Methods for creating (neural) word embeddings are the state-of-the-art in sense change detection, and many other areas of study, and mainly studied on English corpora where the size of the datasets are sufficiently large. I will discuss the limitations of such methods for this particular context; fairly small-sized data with a high error rate as is common in a historical context for most languages. In addition, I will discuss the particularities of text mining methods for digital humanities and what is needed to bridge the gap between computer science and the digital humanities.

More about Nina Tahmasebi.

Something about the weather. Daily forecasts and the Dutch image of Europe.

Joris van Eijnatten

Historical newspapers offer insight into ‘collective mentalities’. Since these emerge through the iterative nature of information exchange, frequency counts gleaned from media involving a high degree of periodicity, such as newspapers, are one important means of outlining the contours of such a mentality. For domain experts (in my case historians), simple counts produce results that are as intuitively convincing as the complicated ‘shock and awe’ algorithms often vaunted in digital humanities projects. The research for this lecture focuses on twentieth-century Dutch newspapers, employing weather reports to trace popular conceptions of Europe as part of a collective mentality.
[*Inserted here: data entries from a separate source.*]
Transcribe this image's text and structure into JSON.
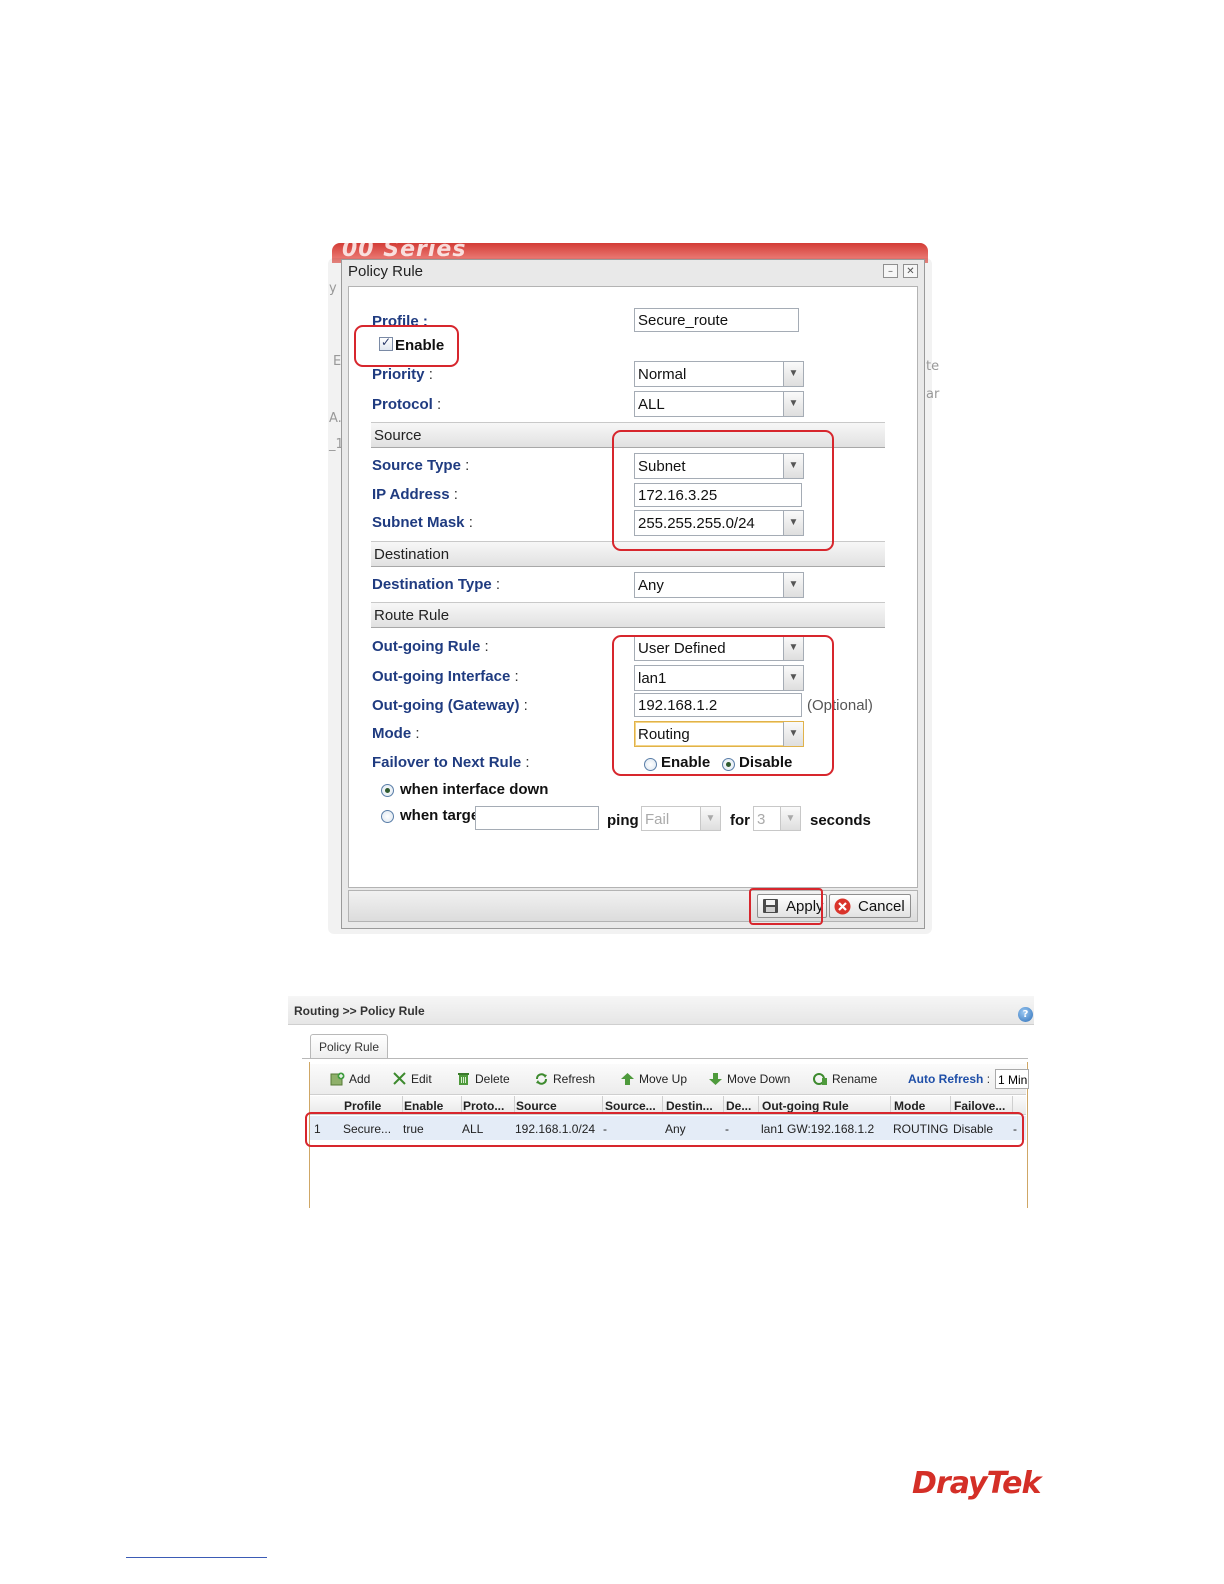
{
  "dialog": {
    "header_strip_text": "00 Series",
    "title": "Policy Rule",
    "minimize_glyph": "–",
    "close_glyph": "✕",
    "profile_label": "Profile :",
    "profile_value": "Secure_route",
    "enable_label": "Enable",
    "enable_checked": true,
    "priority_label": "Priority",
    "priority_value": "Normal",
    "protocol_label": "Protocol",
    "protocol_value": "ALL",
    "source_section": "Source",
    "source_type_label": "Source Type",
    "source_type_value": "Subnet",
    "ip_address_label": "IP Address",
    "ip_address_value": "172.16.3.25",
    "subnet_mask_label": "Subnet Mask",
    "subnet_mask_value": "255.255.255.0/24",
    "destination_section": "Destination",
    "destination_type_label": "Destination Type",
    "destination_type_value": "Any",
    "route_rule_section": "Route Rule",
    "outgoing_rule_label": "Out-going Rule",
    "outgoing_rule_value": "User Defined",
    "outgoing_interface_label": "Out-going Interface",
    "outgoing_interface_value": "lan1",
    "outgoing_gateway_label": "Out-going (Gateway)",
    "outgoing_gateway_value": "192.168.1.2",
    "optional_hint": "(Optional)",
    "mode_label": "Mode",
    "mode_value": "Routing",
    "failover_label": "Failover to Next Rule",
    "failover_enable": "Enable",
    "failover_disable": "Disable",
    "failover_selected": "Disable",
    "when_interface_down": "when interface down",
    "when_target": "when targe",
    "target_value": "",
    "ping_label": "ping",
    "ping_value": "Fail",
    "for_label": "for",
    "for_value": "3",
    "seconds_label": "seconds",
    "apply_label": "Apply",
    "cancel_label": "Cancel",
    "colon": ":"
  },
  "background_fragments": {
    "left": [
      "y",
      "E",
      "A.",
      "_1"
    ],
    "right": [
      "te",
      "ar"
    ]
  },
  "grid_panel": {
    "breadcrumb": "Routing >> Policy Rule",
    "help_glyph": "?",
    "tab": "Policy Rule",
    "toolbar": {
      "add": "Add",
      "edit": "Edit",
      "delete": "Delete",
      "refresh": "Refresh",
      "move_up": "Move Up",
      "move_down": "Move Down",
      "rename": "Rename",
      "auto_refresh_label": "Auto Refresh",
      "auto_refresh_value": "1 Min"
    },
    "columns": [
      "Profile",
      "Enable",
      "Proto...",
      "Source",
      "Source...",
      "Destin...",
      "De...",
      "Out-going Rule",
      "Mode",
      "Failove..."
    ],
    "rows": [
      [
        "1",
        "Secure...",
        "true",
        "ALL",
        "192.168.1.0/24",
        "-",
        "Any",
        "-",
        "lan1 GW:192.168.1.2",
        "ROUTING",
        "Disable",
        "-"
      ]
    ]
  },
  "logo": "DrayTek",
  "colors": {
    "highlight": "#d7262d",
    "label_blue": "#1f3b80",
    "logo_red": "#d42f27"
  }
}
As a cultural historian at Utrecht University, Joris van Eijnatten works on various interrelated fields, including the history of ideas, religion, and media. He has written more than one hundred articles and books ranging from the Dutch poet Willem Bilderdijk (1756-1831) to eighteenth-century toleration and the cultural history of communication. His research is based on source material from the early modern period to the present and is now focused on digital humanities in the widest sense of the word. His current project involves digital historical research into popular conceptions in nineteenth and twentieth-century newspapers. Joris van Eijnatten is also an editor of the open-access journal HCM, the International Journal for History, Culture and Modernity.

More about Joris van Eijnatten.

Fake it till they believe it? A quest for authenticity on social media

Andra Siibak

In this technology saturated society the members of older and younger generations alike struggle to find the right balance between the advantages of constant connectivity and the fact that this very connectivity inevitably gives others access to information that was previously considered private. Due to the context collapse on networked publics, social media users are experiencing a never-ending tension between imagined audiences, actual receiving audiences and invisible audiences.

The personal publics that we have created to ourselves on social media usually challenge the users to maintain equilibrium between a contextual social norm of personal authenticity that encourages information-sharing amongst your ideal audience (peers, close friends), with a need to conceal some information from the eyes of the nightmare readers (e.g. parents, teachers, employers). User’s discrepancies between one’s imagined and actual online audience, however, may lead to unwanted consequences and may thus jeopardize the physical, mental or social well-being of a person.

In the current talk I will make use of the findings from different qualitative case-studies to illustrate how the imagined audiences on social media interpret and reflect upon the online identity constructions they have come across on social media. Focus groups with young followers of micro-celebrities (N= 51), and students lurking on their teachers on social media (N=43); as well as interviews with employers carrying out online background checks on job applicants (N=30) will be used to explore what authenticity means in the context of online impression management.

Andra Siibak is a professor in Media Studies at University of Tartu. More about Andra Siibak.

Putting the Reader Closer to Distant Reading

Pavel Braslavski

This keynote lecture has been cancelled.